Я стоял у окна и завороженно смотрел на панораму.
Невдалеке в озере плескались русалки. Водяной стоял в центре, как в фонтане. На поле Илья Муромец старательно пленял Чудо-юдо…
– Любуетесь? – Хозяйка внесла квас и разлила его в глиняные чашки.
– Любуюсь, – признался я, – жаль, зрителей у ваших актеров нет. Скучно им, наверное, самим для себя репетировать.
– Они свое дело любят, – как-то загадочно сказала гендиректор Ягудина. – Берите кружку, пробуйте квас…
Квас был холодный и хмельной.
– А сейчас мы вам сказку сыграем. Любую, на выбор! Чтобы актеры не расслаблялись.
– Спасибо, – вздохнул я. – Только мне назад надо лететь. И вообще, я ведь к вам с предписанием.
– Ой, как интересно! – сказала старуха. – Неужели родное государство денег на музей дает?
Я отвел глаза и, глядя в окно на черные столбы дыма от котельной и в уме проклиная Диспетчера и все министерства вместе взятые, выпалил:
– Закрывают ваш музей… Вернее, переводят!..
– О-о, знакомые слова – старушка, казалось, совсем не удивилась моим словам. – И куда переводят?
– Не знаю, – я пожал плечами, – с вашим начальством согласуют.
– Согласуют, говорите? А что, мы мешаем кому?
– Почему? – произнес я с ненавистью к самому себе. – Просто ретрансляторы сюда ставят – от них поле будет сильное – ваш кот, к примеру, облучиться может. Кстати, а вы тут других пилотов, кроме меня, не видели? – Я решительно перевел тему разговора.

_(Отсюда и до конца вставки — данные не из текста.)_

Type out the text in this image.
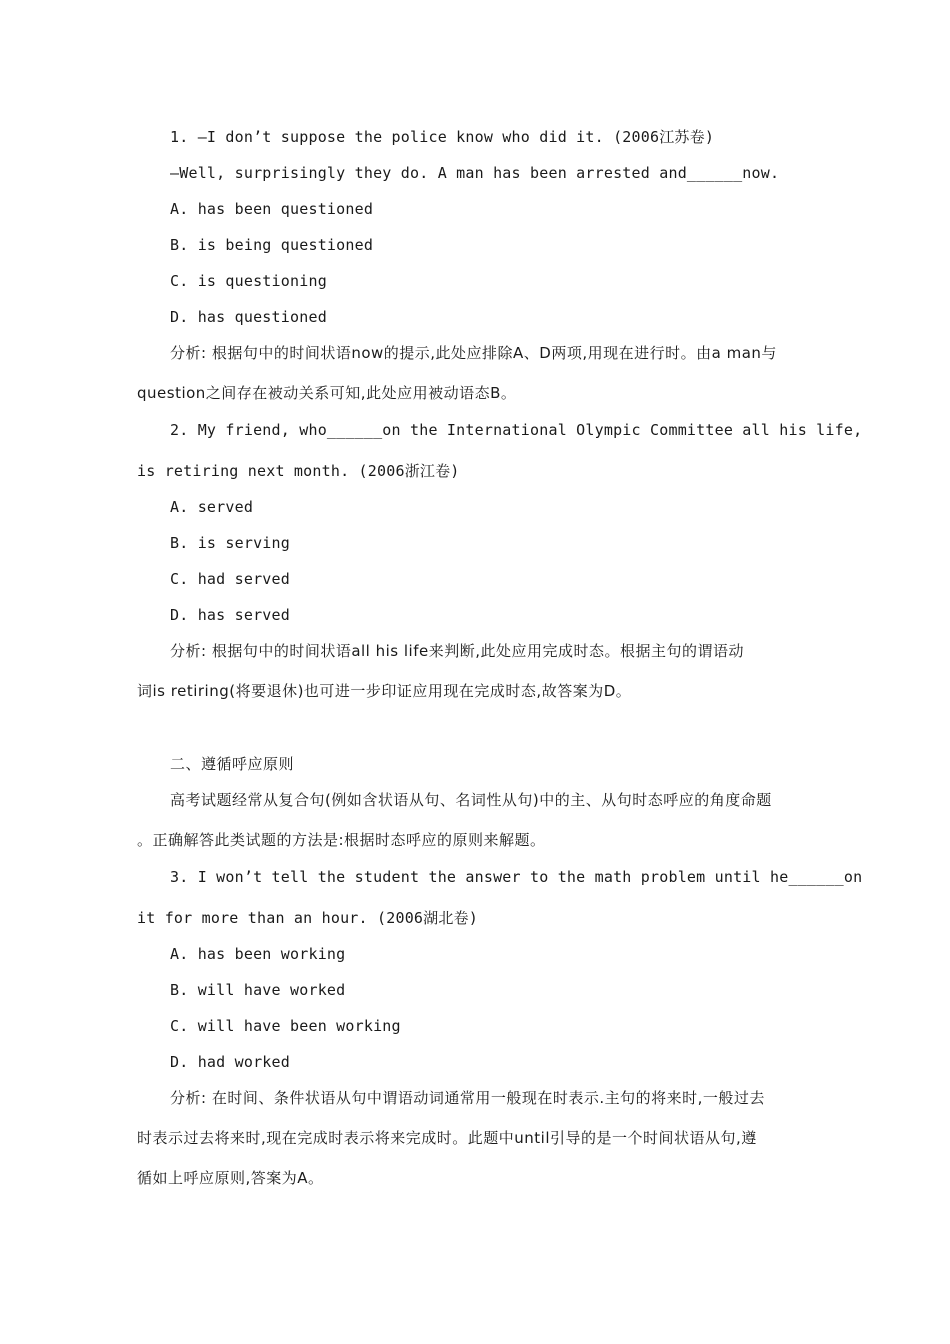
1. —I don’t suppose the police know who did it. (2006江苏卷)
—Well, surprisingly they do. A man has been arrested and______now.
A. has been questioned
B. is being questioned
C. is questioning
D. has questioned
分析: 根据句中的时间状语now的提示,此处应排除A、D两项,用现在进行时。由a man与
question之间存在被动关系可知,此处应用被动语态B。
2. My friend, who______on the International Olympic Committee all his life,
is retiring next month. (2006浙江卷)
A. served
B. is serving
C. had served
D. has served
分析: 根据句中的时间状语all his life来判断,此处应用完成时态。根据主句的谓语动
词is retiring(将要退休)也可进一步印证应用现在完成时态,故答案为D。
二、遵循呼应原则
高考试题经常从复合句(例如含状语从句、名词性从句)中的主、从句时态呼应的角度命题
。正确解答此类试题的方法是:根据时态呼应的原则来解题。
3. I won’t tell the student the answer to the math problem until he______on
it for more than an hour. (2006湖北卷)
A. has been working
B. will have worked
C. will have been working
D. had worked
分析: 在时间、条件状语从句中谓语动词通常用一般现在时表示.主句的将来时,一般过去
时表示过去将来时,现在完成时表示将来完成时。此题中until引导的是一个时间状语从句,遵
循如上呼应原则,答案为A。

– Не видела, – быстро ответила хозяйка. – Старая я, глаза слабые… А что будет с планетой? Лес спилят, а речку – в трубы?
– Трудно сказать, – соврал я. – Об этом, наверное, подумают.

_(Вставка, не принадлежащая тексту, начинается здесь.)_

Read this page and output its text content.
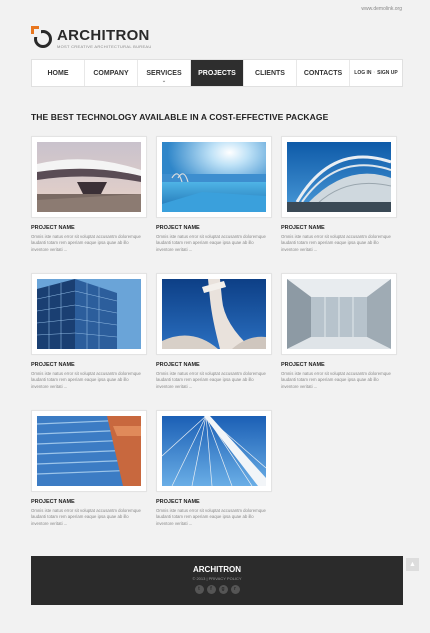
www.demolink.org
ARCHITRON
MOST CREATIVE ARCHITECTURAL BUREAU
HOME	COMPANY	SERVICES
⌄
PROJECTS	CLIENTS	CONTACTS LOG IN · SIGN UP
THE BEST TECHNOLOGY AVAILABLE IN A COST-EFFECTIVE PACKAGE
PROJECT NAME
Omnis iste natus error sit voluptat accusantm doloremque laudanti totam rem aperiam eaque ipsa quae ab illo inventore veritati ...
PROJECT NAME
Omnis iste natus error sit voluptat accusantm doloremque laudanti totam rem aperiam eaque ipsa quae ab illo inventore veritati ...
PROJECT NAME
Omnis iste natus error sit voluptat accusantm doloremque laudanti totam rem aperiam eaque ipsa quae ab illo inventore veritati ...
PROJECT NAME
Omnis iste natus error sit voluptat accusantm doloremque laudanti totam rem aperiam eaque ipsa quae ab illo inventore veritati ...
PROJECT NAME
Omnis iste natus error sit voluptat accusantm doloremque laudanti totam rem aperiam eaque ipsa quae ab illo inventore veritati ...
PROJECT NAME
Omnis iste natus error sit voluptat accusantm doloremque laudanti totam rem aperiam eaque ipsa quae ab illo inventore veritati ...
PROJECT NAME
Omnis iste natus error sit voluptat accusantm doloremque laudanti totam rem aperiam eaque ipsa quae ab illo inventore veritati ...
PROJECT NAME
Omnis iste natus error sit voluptat accusantm doloremque laudanti totam rem aperiam eaque ipsa quae ab illo inventore veritati ...
ARCHITRON
© 2013 | PRIVACY POLICY
t	f	g	r
▲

– И кто же подумает? Министерство культуры? Или Агентство по делам молодежи?
– Кто-то из них, наверное. Они там для того и сидят, чтобы думать…
– Да, там сократы сидят в этих министерствах – это общеизвестно, – зло заметила Ягудина. – Но они меня сейчас мало интересуют. Меня интересует, что думаешь конкретно ты? У тебя же есть, как это у вас там называется… гражданская позиция?!

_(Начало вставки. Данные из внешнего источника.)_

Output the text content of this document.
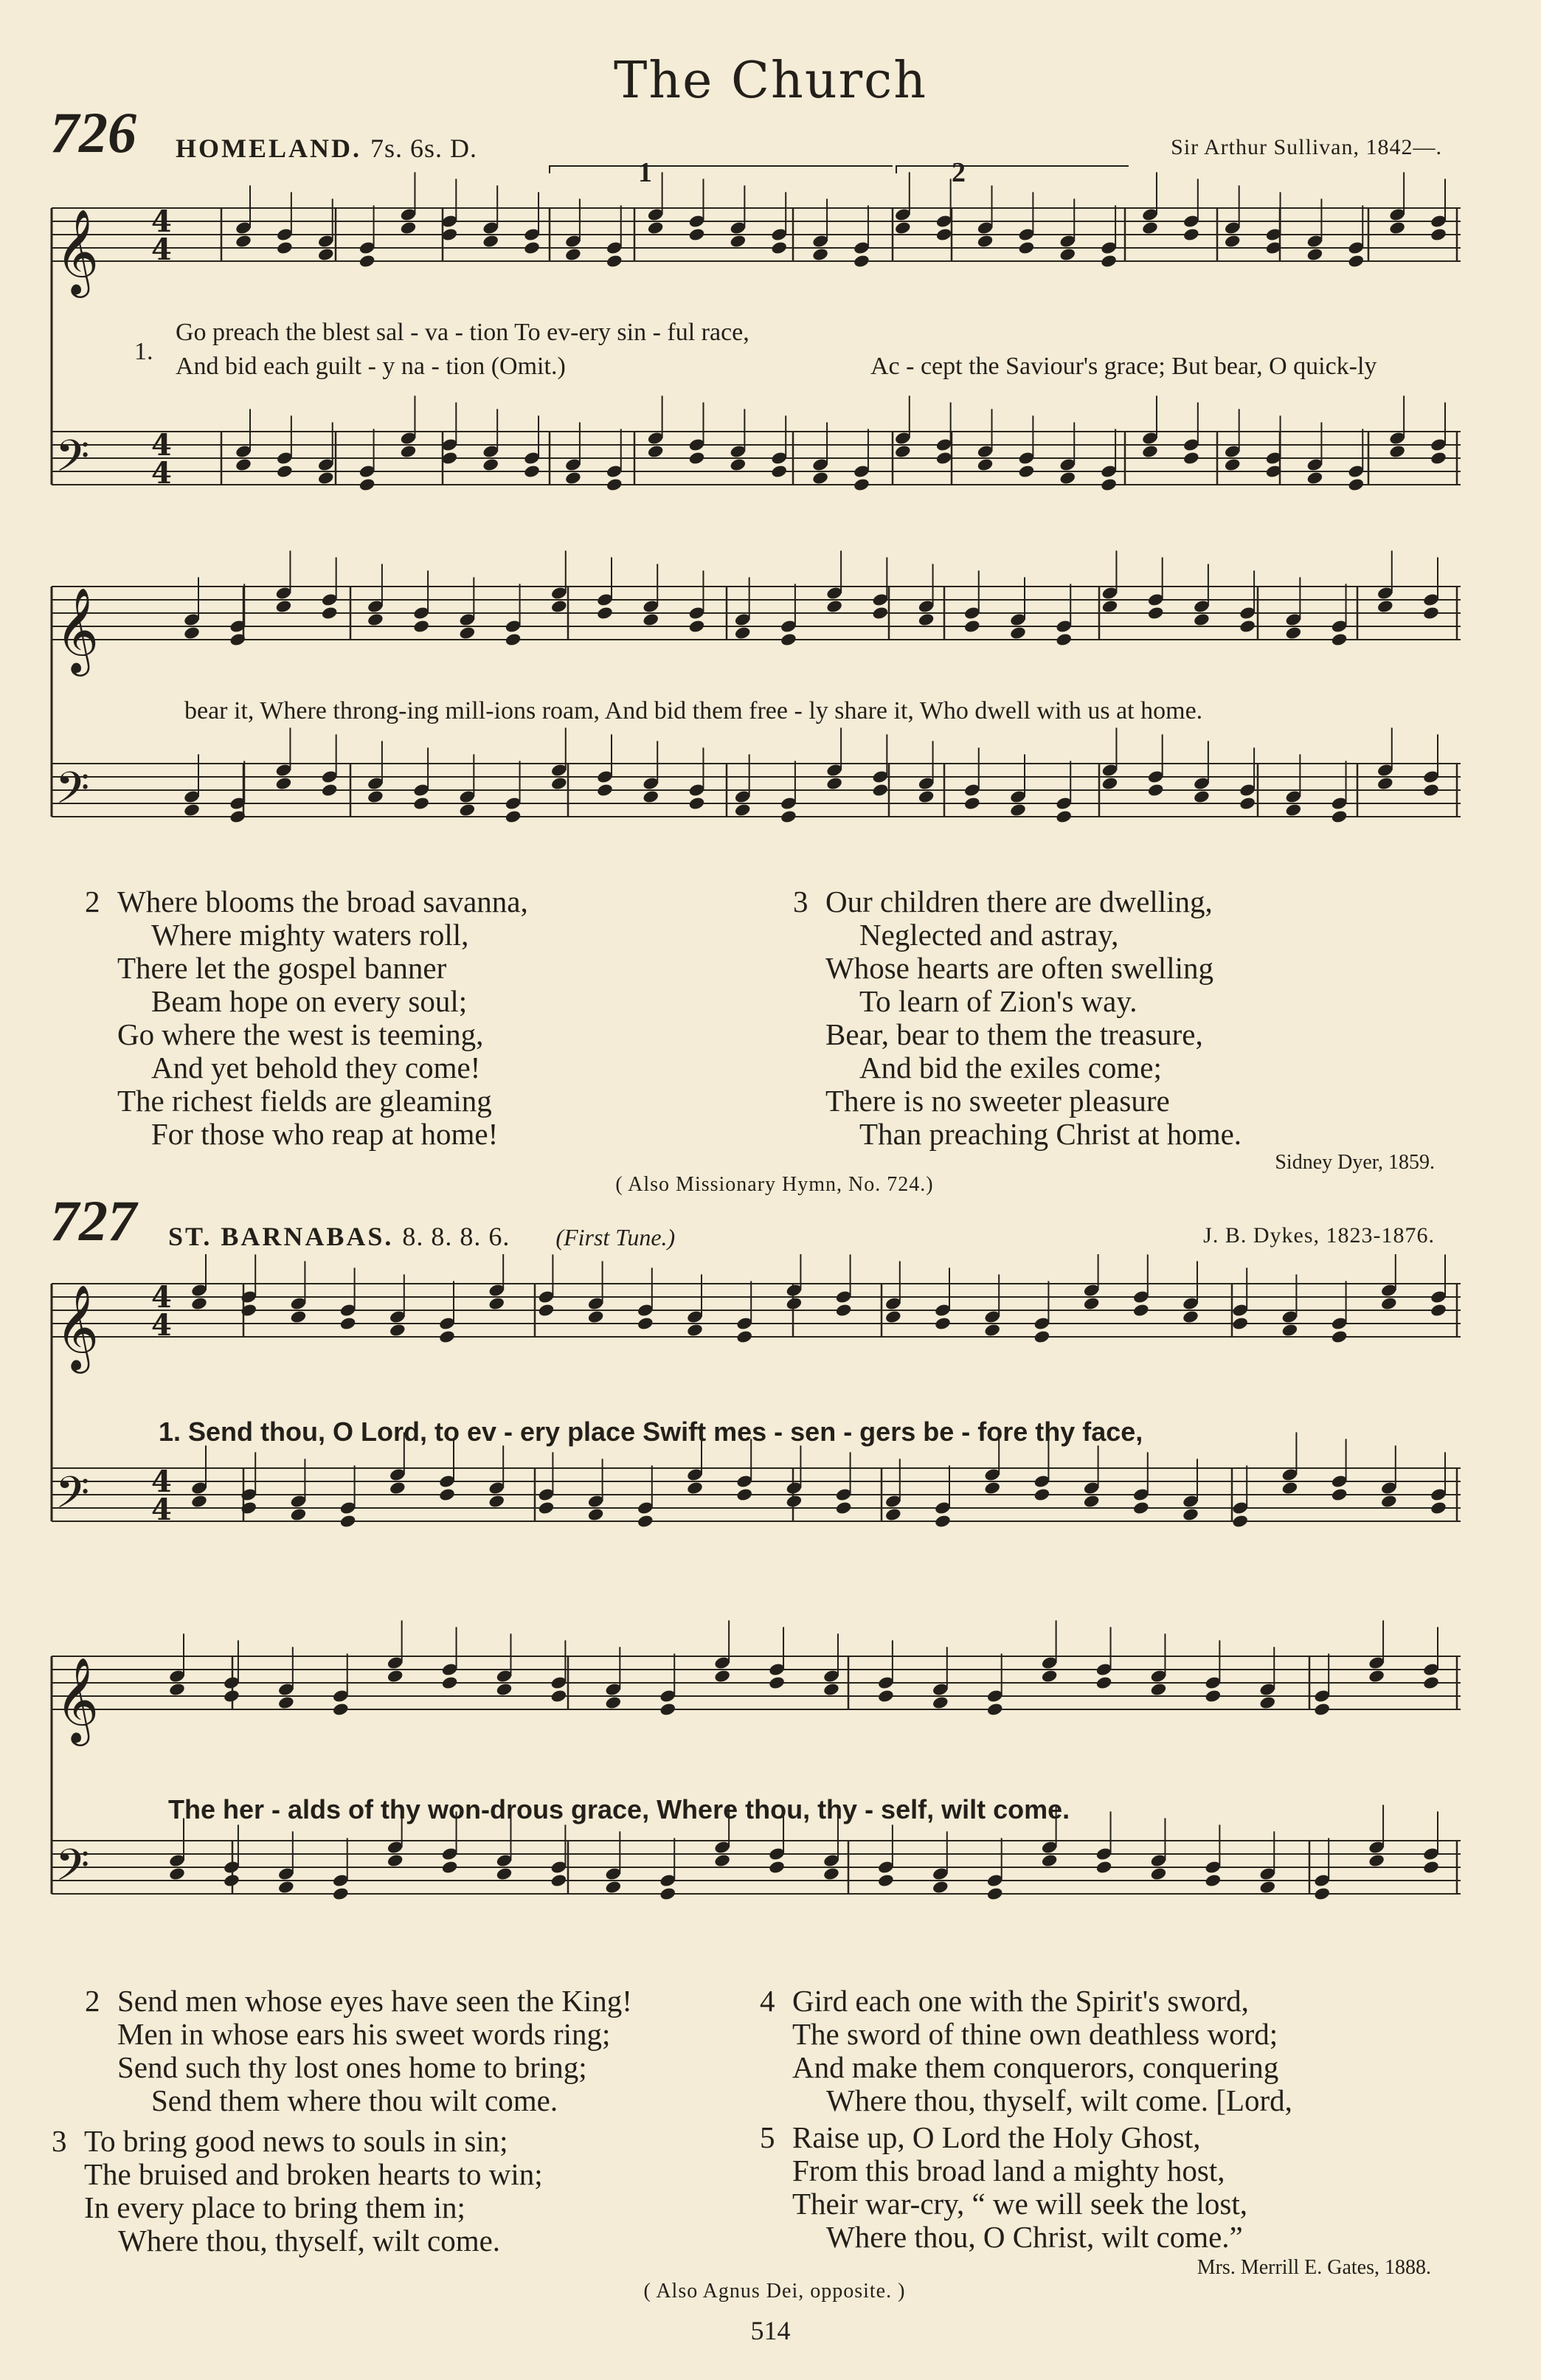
The Church
726 HOMELAND. 7s. 6s. D.	Sir Arthur Sullivan, 1842—.
𝄞
𝄢
4
4
4
4
𝄞
𝄢
1	2
1.
Go preach the blest sal - va - tion To ev-ery sin - ful race,
And bid each guilt - y na - tion (Omit.)	Ac - cept the Saviour's grace; But bear, O quick-ly
bear it, Where throng-ing mill-ions roam, And bid them free - ly share it, Who dwell with us at home.
2 Where blooms the broad savanna,
Where mighty waters roll,
There let the gospel banner
Beam hope on every soul;
Go where the west is teeming,
And yet behold they come!
The richest fields are gleaming
For those who reap at home!
3 Our children there are dwelling,
Neglected and astray,
Whose hearts are often swelling
To learn of Zion's way.
Bear, bear to them the treasure,
And bid the exiles come;
There is no sweeter pleasure
Than preaching Christ at home.
Sidney Dyer, 1859.
( Also Missionary Hymn, No. 724.)
727 ST. BARNABAS. 8. 8. 8. 6. (First Tune.)	J. B. Dykes, 1823-1876.
𝄞
𝄢
4
4
4
4
𝄞
𝄢
1. Send thou, O Lord, to ev - ery place Swift mes - sen - gers be - fore thy face,
The her - alds of thy won-drous grace, Where thou, thy - self, wilt come.
2 Send men whose eyes have seen the King!
Men in whose ears his sweet words ring;
Send such thy lost ones home to bring;
Send them where thou wilt come.
3 To bring good news to souls in sin;
The bruised and broken hearts to win;
In every place to bring them in;
Where thou, thyself, wilt come.
4 Gird each one with the Spirit's sword,
The sword of thine own deathless word;
And make them conquerors, conquering
Where thou, thyself, wilt come. [Lord,
5 Raise up, O Lord the Holy Ghost,
From this broad land a mighty host,
Their war-cry, “ we will seek the lost,
Where thou, O Christ, wilt come.”
Mrs. Merrill E. Gates, 1888.
( Also Agnus Dei, opposite. )
514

– Нет у меня гражданской позиции, – твердо сказал я, окончательно падая в пучину предательства. – Мне поручили передать – я передал!..
– А ты исполнительный, – почему-то обрадовалась старушка, – это ценное качество. Что ж, тогда планы меняются. И твои и мои.
– В каком смысле?
– В широком…
Она холодно указала на огромную кровать:
– Отдохни пока. А я пирожков напеку… дорогому гостю. А отдохнешь – скатертью дорога!..
Хлопнув дверью, хозяйка вышла.
Изба начала покачиваться, напевая приятным тенором: «Баю-баюшки-баю, ай-люли, ай-люлю».
Потянуло на сон.
– Ноги у избы проверить надо, – подумал я, с трудом отрывая взгляд от кровати, – год, наверное, не смазывали.
Смазать ноги избы, чтобы перед сносом они не скрипели, – это все, что я мог сделать для Ягудиной и ее музея. А еще я мог навсегда убраться отсюда, чтобы не сгореть от стыда за свое малодушие.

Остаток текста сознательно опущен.